Coopératives, ETA, libérées, familiales, dirigées par un tandem ou un trio, fruit d’un management by out, etc.: nous sommes partis à la rencontre d’entreprises qui ont un modèle particulier. Aujourd’hui, rencontre avec Laurent Provost, CEO d’Automation & Robotics à Verviers.
QUELLE EST L’ACTIVITÉ PRINCIPALE DE L’ENTREPRISE ?
Automation & Robotics, créée en 1983 par Christian Closset, fabrique des instruments et des machines pour le contrôle, le traçage et la gravure de verres de lunettes, à 99 % pour l’exportation.»
POURQUOI LA SOCIÉTÉ EST-ELLE ARRIVÉE AU MODÈLE D’ACTIONNARIAT SALARIÉ ?
« Le modèle a été initié en 2019 par son fondateur qui trouvait normal que cette entreprise revienne à ses employés de la maison-mère à Verviers, ceux-ci ayant contribué à son développement, plutôt que la vendre à un groupe industriel. Pour son processus de transmission d’entreprise, la société a été accompagnée par Wallonie Entreprendre qui a pris 25 % des parts. Sur 110 personnes en Belgique, une centaine participent au rachat de la société.»
QUELLES SONT LES CONDITIONS POUR PARVENIR À CE MODÈLE ?
« Il faut un an d’ancienneté dans la société pour pouvoir participer au rachat. Une partie des résultats annuels de la société est versée sous forme de primes à l’ensemble des employés. Lorsqu’ils touchent leur prime, ils doivent en réinvestir 70 % ou plus dans le rachat des parts. »
QUEL EST L’IMPACT SUR LA GOUVERNANCE ?
« Dans une entreprise qui revient à ses employés, il s’agit de les accompagner, de revoir le système de gouvernance pour qu’ils puissent devenir intrapreneurs et avoir leur mot à dire. C’est aux managers de faire évoluer l’écosystème. L’organisation pyramidale doit devenir plutôt circulaire. Des métiers se rassemblent autour d’un service clients.»

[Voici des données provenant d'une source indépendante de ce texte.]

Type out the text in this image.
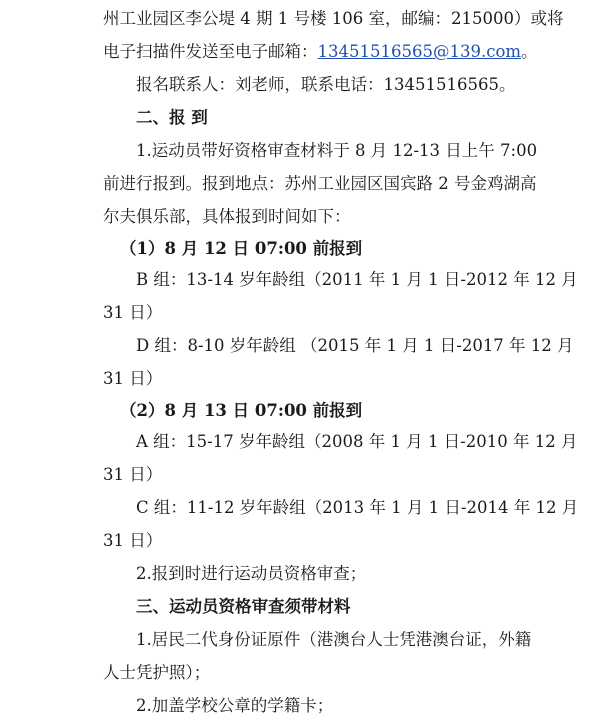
州工业园区李公堤 4 期 1 号楼 106 室，邮编：215000）或将
电子扫描件发送至电子邮箱：13451516565@139.com。
报名联系人：刘老师，联系电话：13451516565。
二、报 到
1.运动员带好资格审查材料于 8 月 12-13 日上午 7:00
前进行报到。报到地点：苏州工业园区国宾路 2 号金鸡湖高
尔夫俱乐部，具体报到时间如下：
（1）8 月 12 日 07:00 前报到
B 组：13-14 岁年龄组（2011 年 1 月 1 日-2012 年 12 月
31 日）
D 组：8-10 岁年龄组 （2015 年 1 月 1 日-2017 年 12 月
31 日）
（2）8 月 13 日 07:00 前报到
A 组：15-17 岁年龄组（2008 年 1 月 1 日-2010 年 12 月
31 日）
C 组：11-12 岁年龄组（2013 年 1 月 1 日-2014 年 12 月
31 日）
2.报到时进行运动员资格审查；
三、运动员资格审查须带材料
1.居民二代身份证原件（港澳台人士凭港澳台证，外籍
人士凭护照）；
2.加盖学校公章的学籍卡；
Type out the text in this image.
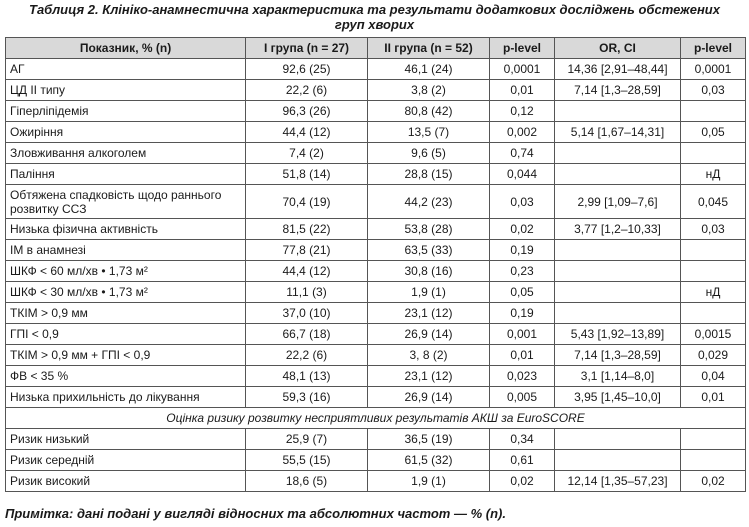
Таблиця 2. Клініко-анамнестична характеристика та результати додаткових досліджень обстежених
груп хворих
Показник, % (n)	І група (n = 27)	ІІ група (n = 52)	p-level	OR, CI	p-level
АГ	92,6 (25)	46,1 (24)	0,0001	14,36 [2,91–48,44]	0,0001
ЦД ІІ типу	22,2 (6)	3,8 (2)	0,01	7,14 [1,3–28,59]	0,03
Гіперліпідемія	96,3 (26)	80,8 (42)	0,12		
Ожиріння	44,4 (12)	13,5 (7)	0,002	5,14 [1,67–14,31]	0,05
Зловживання алкоголем	7,4 (2)	9,6 (5)	0,74		
Паління	51,8 (14)	28,8 (15)	0,044		нД
Обтяжена спадковість щодо раннього розвитку ССЗ	70,4 (19)	44,2 (23)	0,03	2,99 [1,09–7,6]	0,045
Низька фізична активність	81,5 (22)	53,8 (28)	0,02	3,77 [1,2–10,33]	0,03
ІМ в анамнезі	77,8 (21)	63,5 (33)	0,19		
ШКФ < 60 мл/хв • 1,73 м²	44,4 (12)	30,8 (16)	0,23		
ШКФ < 30 мл/хв • 1,73 м²	11,1 (3)	1,9 (1)	0,05		нД
ТКІМ > 0,9 мм	37,0 (10)	23,1 (12)	0,19		
ГПІ < 0,9	66,7 (18)	26,9 (14)	0,001	5,43 [1,92–13,89]	0,0015
ТКІМ > 0,9 мм + ГПІ < 0,9	22,2 (6)	3, 8 (2)	0,01	7,14 [1,3–28,59]	0,029
ФВ < 35 %	48,1 (13)	23,1 (12)	0,023	3,1 [1,14–8,0]	0,04
Низька прихильність до лікування	59,3 (16)	26,9 (14)	0,005	3,95 [1,45–10,0]	0,01
Оцінка ризику розвитку несприятливих результатів АКШ за EuroSCORE					
Ризик низький	25,9 (7)	36,5 (19)	0,34		
Ризик середній	55,5 (15)	61,5 (32)	0,61		
Ризик високий	18,6 (5)	1,9 (1)	0,02	12,14 [1,35–57,23]	0,02
Примітка: дані подані у вигляді відносних та абсолютних частот — % (n).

QUELS SONT LES AVANTAGES DE CE MODÈLE ?
« On fait face à une pénurie de talents, mais être dans ce modèle économique nous permet d’avoir des candidats intéressés de devenir intrapreneurs. Ce côté pionnier nous permet de recruter des profils que nous n’aurions peut-être jamais recrutés sans ce nouveau modèle économique. »
QUELS SONT LES CHALLENGES ?
« Devenir intrapreneur, c’est une manière d’appréhender le risque, et cela doit s’apprendre. Nous communiquons aussi de manière différente. Cette vulgarisation demande un accompagnement sur la manière de cogérer, de prendre des décisions, de lire un bilan… C’est un défi. En management aussi. Un gros travail est à faire en matière de posture de leader. L’actionnariat salarié est là pour permettre à l’entreprise de se déployer, pas pour alimenter l’ego de managers. Un changement de culture très important.»

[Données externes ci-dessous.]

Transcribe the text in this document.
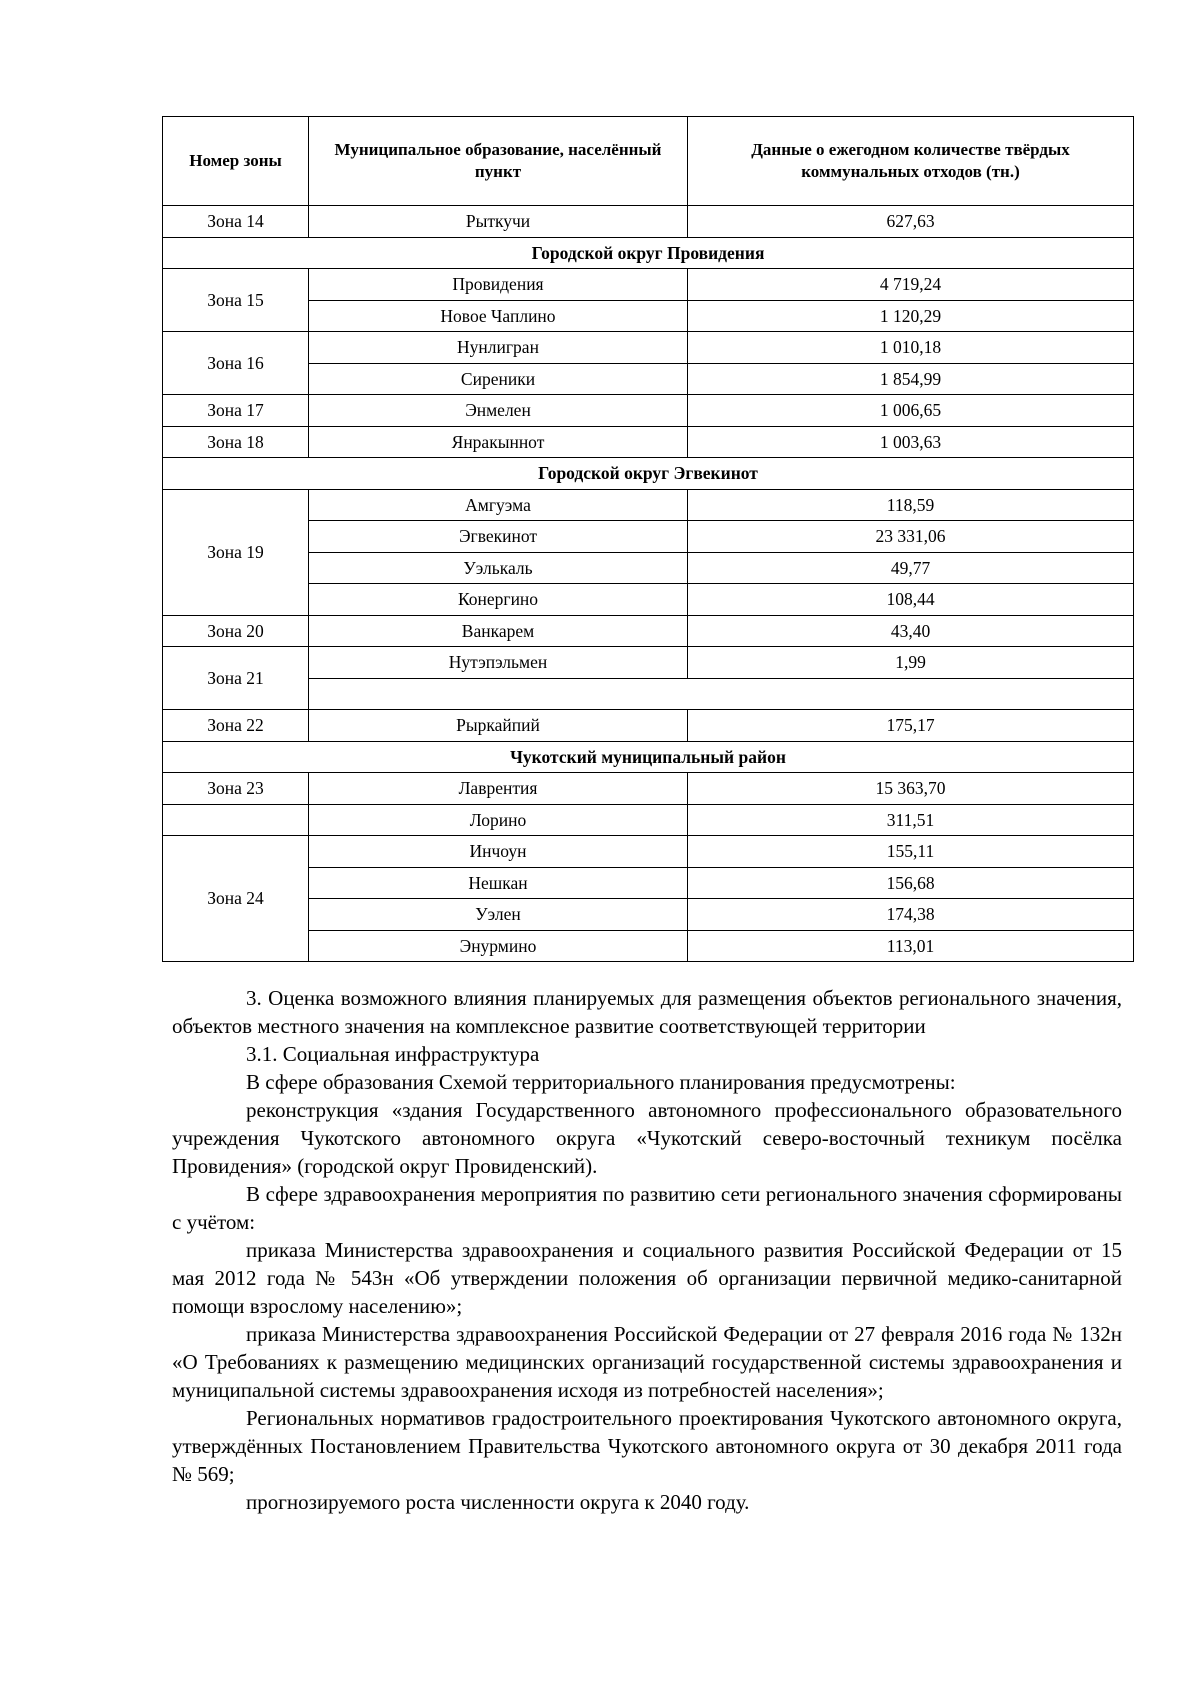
Номер зоны	Муниципальное образование, населённый пункт	Данные о ежегодном количестве твёрдых коммунальных отходов (тн.)
Зона 14	Рыткучи	627,63
Городской округ Провидения		
Зона 15	Провидения	4 719,24
	Новое Чаплино	1 120,29
Зона 16	Нунлигран	1 010,18
	Сиреники	1 854,99
Зона 17	Энмелен	1 006,65
Зона 18	Янракыннот	1 003,63
Городской округ Эгвекинот		
Зона 19	Амгуэма	118,59
	Эгвекинот	23 331,06
	Уэлькаль	49,77
	Конергино	108,44
Зона 20	Ванкарем	43,40
Зона 21	Нутэпэльмен	1,99

Зона 22	Рыркайпий	175,17
Чукотский муниципальный район		
Зона 23	Лаврентия	15 363,70
	Лорино	311,51
Зона 24	Инчоун	155,11
	Нешкан	156,68
	Уэлен	174,38
	Энурмино	113,01

3. Оценка возможного влияния планируемых для размещения объектов регионального значения, объектов местного значения на комплексное развитие соответствующей территории

3.1. Социальная инфраструктура

В сфере образования Схемой территориального планирования предусмотрены:

реконструкция «здания Государственного автономного профессионального образовательного учреждения Чукотского автономного округа «Чукотский северо-восточный техникум посёлка Провидения» (городской округ Провиденский).

В сфере здравоохранения мероприятия по развитию сети регионального значения сформированы с учётом:

приказа Министерства здравоохранения и социального развития Российской Федерации от 15 мая 2012 года № 543н «Об утверждении положения об организации первичной медико-санитарной помощи взрослому населению»;

приказа Министерства здравоохранения Российской Федерации от 27 февраля 2016 года № 132н «О Требованиях к размещению медицинских организаций государственной системы здравоохранения и муниципальной системы здравоохранения исходя из потребностей населения»;

Региональных нормативов градостроительного проектирования Чукотского автономного округа, утверждённых Постановлением Правительства Чукотского автономного округа от 30 декабря 2011 года № 569;

прогнозируемого роста численности округа к 2040 году.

COMMENT EST-CE PERÇU PAR LE PERSONNEL ?
« C’est très bien perçu.»
ET PAR LES BANQUES, LES FOURNISSEURS, LES CLIENTS ?
« Avec ce modèle, on apporte aux banques certaines garanties qui nous permettent d’accéder aux emprunts nécessaires. Et que Wallonie Entreprendre soit dans le conseil d’administration est important aussi. En 2023, 33 % de la société appartient déjà aux employés, désormais majoritaires par rapport à Wallonie Entreprendre. Les visiteurs, clients, fournisseurs, candidats, découvrent une ambiance particulière, des gens heureux d’être là. C’est une des conséquences positives de ce qui a été mis en place.»
FAITES-VOUS CONNAÎTRE CETTE SPÉCIFICITÉ À L’EXTÉRIEUR ?
« Beaucoup d’entreprises réfléchissent à la transmission de leur entreprise. Celles qui sont intéressées par l’actionnariat salarié viennent nous trouver. La Smala, coopérative d’entrepreneurs à Liège, a mis en place un programme à ce sujet.»
UN CONSEIL À DONNER ?
« Je conseillerais de profiter de l’expérience de chacun, tout en étant conscient qu’il faut être en ligne avec l’ADN de son entreprise. S’inspirer à l’extérieur, oui, mais pour en faire un projet propre.»